Стылая земля оживает в начале июня. Тогда невозможно оторвать взгляд от разноцветья травяного ковра. Цветы всей радуги полностью закрывают землю, превращая ее, нет, не в персидский ковер, а в какую-то таинственную ткань, простую и одновременно изящную. Местами природа-ткачиха разбавляет бескрайнюю ткань большими полянами с цветками, напоминающими красно-оранжевый мак. Жарки растут плотно прижавшись друг к другу, и кажется, что это вовсе и не цветы, а брызги солнца, нечаянно долетевшие на осчастливленную землю. Много саранок, небольших, но тоже ярких цветов с закрученными лепестками. У подножий сопок, в низинах, где скапливается грунтовая вода, можно встретить дикие лилии, и даже пионы, которые ни в чем не уступают садовым. И весь этот разгул красок радует степняка всего дней двадцать. В конце июня-начале июля цветы жухнут, степь желтеет, в права вступает острец – основная пища овец. Скоро уляжется и тревога местного чабана, для которого зеленая и цветная двадцатиднёвка всегда грозит расстройством желудка у овец. Острец – трава с минимальным количеством воды – вырастает в иных местах чуть ли не в человеческий рост. Вместо колоса у остреца верхушка, состоящая из маленьких плодов, напоминающих обыкновенную стрелу с острым наконечником. Между прочим, ребятишки в играх и пользуются ими как стрелами. Выдернешь штук пять-семь таких стрел, соединишь их воедино, склеишь слюной и пускаешь в противника. Уколы болезненные. Из этого же остреца умельцы делают кисти для побелки жилищ известью.

Острец однажды сыграл и другую роль. В 70-е годы я побывал в Монголии. Из Читы самолетом долетел до районного центра, а оттуда на газике доехал до ближайшего аймака Монголии. Тогда в Забайкалье говорили: «Курица не птица, Монголия не заграница». Для забайкальцев так оно и есть. И впрямь: те же пейзажи, те же отары овец, те же морозы.
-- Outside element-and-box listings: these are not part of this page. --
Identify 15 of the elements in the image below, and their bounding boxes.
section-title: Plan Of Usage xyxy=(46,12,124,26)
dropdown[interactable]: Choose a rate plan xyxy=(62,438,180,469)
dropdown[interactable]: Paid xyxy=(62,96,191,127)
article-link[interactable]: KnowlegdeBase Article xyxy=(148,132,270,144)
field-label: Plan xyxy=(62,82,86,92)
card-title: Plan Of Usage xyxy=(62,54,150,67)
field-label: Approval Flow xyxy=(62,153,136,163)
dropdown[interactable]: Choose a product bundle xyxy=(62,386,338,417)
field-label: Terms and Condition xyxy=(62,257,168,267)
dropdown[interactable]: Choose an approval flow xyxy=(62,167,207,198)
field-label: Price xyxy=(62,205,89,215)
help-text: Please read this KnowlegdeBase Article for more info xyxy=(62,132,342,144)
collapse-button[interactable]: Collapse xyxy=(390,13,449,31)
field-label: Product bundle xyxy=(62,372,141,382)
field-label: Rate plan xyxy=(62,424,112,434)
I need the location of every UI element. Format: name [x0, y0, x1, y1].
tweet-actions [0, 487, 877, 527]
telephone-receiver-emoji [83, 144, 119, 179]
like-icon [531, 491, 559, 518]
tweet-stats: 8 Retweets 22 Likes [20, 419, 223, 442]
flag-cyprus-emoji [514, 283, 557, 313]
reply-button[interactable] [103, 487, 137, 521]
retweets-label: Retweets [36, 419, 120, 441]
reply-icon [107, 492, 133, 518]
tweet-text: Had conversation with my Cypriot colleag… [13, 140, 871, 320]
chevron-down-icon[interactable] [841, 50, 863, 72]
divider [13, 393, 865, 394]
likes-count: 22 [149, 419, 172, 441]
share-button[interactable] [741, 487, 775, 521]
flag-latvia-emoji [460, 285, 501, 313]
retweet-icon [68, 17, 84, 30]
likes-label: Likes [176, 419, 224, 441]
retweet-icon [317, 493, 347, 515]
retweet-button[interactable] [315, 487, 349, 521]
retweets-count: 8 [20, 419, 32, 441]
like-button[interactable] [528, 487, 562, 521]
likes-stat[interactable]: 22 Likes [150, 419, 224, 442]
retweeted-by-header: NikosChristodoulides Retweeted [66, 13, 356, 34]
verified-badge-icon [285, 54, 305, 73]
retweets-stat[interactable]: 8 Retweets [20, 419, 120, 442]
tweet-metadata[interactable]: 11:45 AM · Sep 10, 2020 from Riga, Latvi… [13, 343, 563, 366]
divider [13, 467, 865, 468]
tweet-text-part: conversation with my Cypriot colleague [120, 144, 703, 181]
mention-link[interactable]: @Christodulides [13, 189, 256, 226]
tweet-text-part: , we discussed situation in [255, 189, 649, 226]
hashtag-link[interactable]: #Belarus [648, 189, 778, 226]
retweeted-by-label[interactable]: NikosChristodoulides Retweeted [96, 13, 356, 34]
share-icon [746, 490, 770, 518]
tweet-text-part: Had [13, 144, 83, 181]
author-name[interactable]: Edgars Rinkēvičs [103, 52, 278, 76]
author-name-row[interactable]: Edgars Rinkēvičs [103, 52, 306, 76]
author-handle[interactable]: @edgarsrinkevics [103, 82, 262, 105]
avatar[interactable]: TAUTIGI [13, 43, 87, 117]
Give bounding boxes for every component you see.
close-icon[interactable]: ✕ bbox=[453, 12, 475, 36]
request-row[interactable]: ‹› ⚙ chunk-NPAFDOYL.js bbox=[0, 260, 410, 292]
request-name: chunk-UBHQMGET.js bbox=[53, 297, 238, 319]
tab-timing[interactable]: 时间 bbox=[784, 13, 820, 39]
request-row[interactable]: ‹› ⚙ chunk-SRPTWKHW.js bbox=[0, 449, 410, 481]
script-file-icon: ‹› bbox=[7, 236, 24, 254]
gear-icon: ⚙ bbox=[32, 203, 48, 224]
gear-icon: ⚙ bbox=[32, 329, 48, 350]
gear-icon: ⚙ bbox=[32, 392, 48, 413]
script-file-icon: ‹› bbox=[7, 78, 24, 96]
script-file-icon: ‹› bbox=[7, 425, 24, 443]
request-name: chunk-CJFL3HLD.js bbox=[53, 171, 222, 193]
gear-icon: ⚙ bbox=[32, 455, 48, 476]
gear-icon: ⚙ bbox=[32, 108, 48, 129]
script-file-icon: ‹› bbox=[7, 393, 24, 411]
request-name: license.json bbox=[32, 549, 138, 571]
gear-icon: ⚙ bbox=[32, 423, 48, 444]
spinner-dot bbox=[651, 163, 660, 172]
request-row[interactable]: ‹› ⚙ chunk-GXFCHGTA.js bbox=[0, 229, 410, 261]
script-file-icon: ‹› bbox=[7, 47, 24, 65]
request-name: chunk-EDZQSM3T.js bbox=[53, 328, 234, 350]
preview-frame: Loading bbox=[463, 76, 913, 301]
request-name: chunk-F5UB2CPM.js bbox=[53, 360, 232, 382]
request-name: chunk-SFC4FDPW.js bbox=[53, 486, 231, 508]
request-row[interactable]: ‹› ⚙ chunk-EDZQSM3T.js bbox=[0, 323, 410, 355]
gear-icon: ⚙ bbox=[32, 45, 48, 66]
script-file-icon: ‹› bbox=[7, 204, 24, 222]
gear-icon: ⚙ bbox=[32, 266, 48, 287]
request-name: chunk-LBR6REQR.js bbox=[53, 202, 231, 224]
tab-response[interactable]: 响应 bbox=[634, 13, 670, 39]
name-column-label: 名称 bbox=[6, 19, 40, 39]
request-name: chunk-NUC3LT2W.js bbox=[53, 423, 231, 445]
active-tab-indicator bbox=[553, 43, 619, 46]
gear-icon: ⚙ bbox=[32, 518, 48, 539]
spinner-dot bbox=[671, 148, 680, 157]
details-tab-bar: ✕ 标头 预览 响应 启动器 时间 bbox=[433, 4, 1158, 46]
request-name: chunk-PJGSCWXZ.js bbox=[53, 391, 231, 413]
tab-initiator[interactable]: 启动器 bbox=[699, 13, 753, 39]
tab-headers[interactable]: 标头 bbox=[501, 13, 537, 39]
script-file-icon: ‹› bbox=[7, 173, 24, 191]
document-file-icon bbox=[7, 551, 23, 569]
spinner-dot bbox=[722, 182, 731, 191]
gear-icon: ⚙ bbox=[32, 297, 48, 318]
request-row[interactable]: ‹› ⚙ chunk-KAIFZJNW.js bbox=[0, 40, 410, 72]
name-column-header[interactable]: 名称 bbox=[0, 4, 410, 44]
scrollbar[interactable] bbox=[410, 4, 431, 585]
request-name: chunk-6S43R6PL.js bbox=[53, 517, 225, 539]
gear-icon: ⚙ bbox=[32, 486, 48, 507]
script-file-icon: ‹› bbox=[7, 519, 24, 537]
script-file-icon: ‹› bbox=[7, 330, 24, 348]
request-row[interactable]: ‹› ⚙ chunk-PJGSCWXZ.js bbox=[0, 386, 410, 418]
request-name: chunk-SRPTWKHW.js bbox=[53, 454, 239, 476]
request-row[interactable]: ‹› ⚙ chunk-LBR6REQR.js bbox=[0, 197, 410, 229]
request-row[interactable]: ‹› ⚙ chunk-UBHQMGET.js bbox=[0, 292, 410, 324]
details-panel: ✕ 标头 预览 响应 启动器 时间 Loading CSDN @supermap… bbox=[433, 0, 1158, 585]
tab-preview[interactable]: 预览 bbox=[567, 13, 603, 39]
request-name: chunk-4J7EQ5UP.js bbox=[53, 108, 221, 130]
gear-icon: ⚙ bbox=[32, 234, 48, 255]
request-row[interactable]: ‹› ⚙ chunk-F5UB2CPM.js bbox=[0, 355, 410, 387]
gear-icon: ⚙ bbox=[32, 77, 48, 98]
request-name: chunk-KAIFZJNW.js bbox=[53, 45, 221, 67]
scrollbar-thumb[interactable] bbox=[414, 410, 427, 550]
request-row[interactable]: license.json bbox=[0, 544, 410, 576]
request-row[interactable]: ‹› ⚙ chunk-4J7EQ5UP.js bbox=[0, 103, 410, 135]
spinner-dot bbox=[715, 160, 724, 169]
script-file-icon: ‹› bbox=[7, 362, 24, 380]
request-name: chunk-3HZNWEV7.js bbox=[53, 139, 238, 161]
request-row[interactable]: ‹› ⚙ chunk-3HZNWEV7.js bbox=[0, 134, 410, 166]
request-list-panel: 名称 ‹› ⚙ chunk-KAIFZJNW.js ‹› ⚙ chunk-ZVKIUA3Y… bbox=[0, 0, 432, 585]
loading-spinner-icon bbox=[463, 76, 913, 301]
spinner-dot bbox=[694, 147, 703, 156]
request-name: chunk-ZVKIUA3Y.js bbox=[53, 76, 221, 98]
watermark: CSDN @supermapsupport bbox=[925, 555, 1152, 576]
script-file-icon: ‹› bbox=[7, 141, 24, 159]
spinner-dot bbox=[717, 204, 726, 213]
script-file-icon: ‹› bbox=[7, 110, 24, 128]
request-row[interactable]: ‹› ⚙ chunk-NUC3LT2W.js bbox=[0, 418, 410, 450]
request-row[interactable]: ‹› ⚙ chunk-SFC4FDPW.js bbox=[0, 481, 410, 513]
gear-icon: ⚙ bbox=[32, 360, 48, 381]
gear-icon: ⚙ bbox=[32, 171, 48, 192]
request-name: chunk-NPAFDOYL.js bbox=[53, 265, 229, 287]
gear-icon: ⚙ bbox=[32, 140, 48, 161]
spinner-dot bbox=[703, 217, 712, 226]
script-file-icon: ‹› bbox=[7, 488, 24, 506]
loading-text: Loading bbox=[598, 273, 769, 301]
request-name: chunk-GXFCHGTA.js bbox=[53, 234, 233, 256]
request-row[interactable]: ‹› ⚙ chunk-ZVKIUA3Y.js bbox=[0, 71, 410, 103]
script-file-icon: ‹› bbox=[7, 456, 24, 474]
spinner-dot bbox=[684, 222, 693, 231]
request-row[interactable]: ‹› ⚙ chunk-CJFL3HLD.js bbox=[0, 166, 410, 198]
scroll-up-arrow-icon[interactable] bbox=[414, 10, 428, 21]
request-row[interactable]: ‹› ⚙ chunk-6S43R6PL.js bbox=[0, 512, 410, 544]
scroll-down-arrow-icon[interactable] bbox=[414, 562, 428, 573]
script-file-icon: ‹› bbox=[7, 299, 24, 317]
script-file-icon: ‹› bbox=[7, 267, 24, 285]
Я оказался в Монголии в апреле. Сопровождал меня ответственный работник аймачного комитета партии, молодой симпатичный монгол, хорошо говорящий на русском языке. Мы ехали десятки километров по, казалось бы, пустынной, чуть припорошенной снегом степи, но скучать не приходилось. Налево посмотришь, направо – и там, и сям, столбиками стоят тарбаганы. Всю зиму они проспали, а в апреле вылезли из нор. Для тех, кто не знает, что они собой представляют, скажу: суслики размером со среднюю кошку. Оторвать взгляд от них невозможно: встанут у нор на задние лапки, передние сложат на грудке, как на богомолье, и словно сельские бабенки с любопытством высматривают: а кто это к ним пожаловал? Мы ехали, а они по три-четыре особи с разных сторон рассматривали нас. В российской Даурии от них избавились, кажется, в 30-х годах, как от разносчиков чумы. А в Монголии не трогали, поэтому развелось их там, как кроликов в Австралии. Мне довелось наблюдать их спор за самочку: встанут друг перед другом, подождут малость чего-то, может, размышляют – начинать или не начинать драку. Наконец, один из них решится и – хвать передней лапкой по рожице конкурента! Тот вроде бы удивленно поглядит на обидчика, и тоже – хвать!.. И обмениваются ударами до тех пор, пока один не стушуется, не сбежит.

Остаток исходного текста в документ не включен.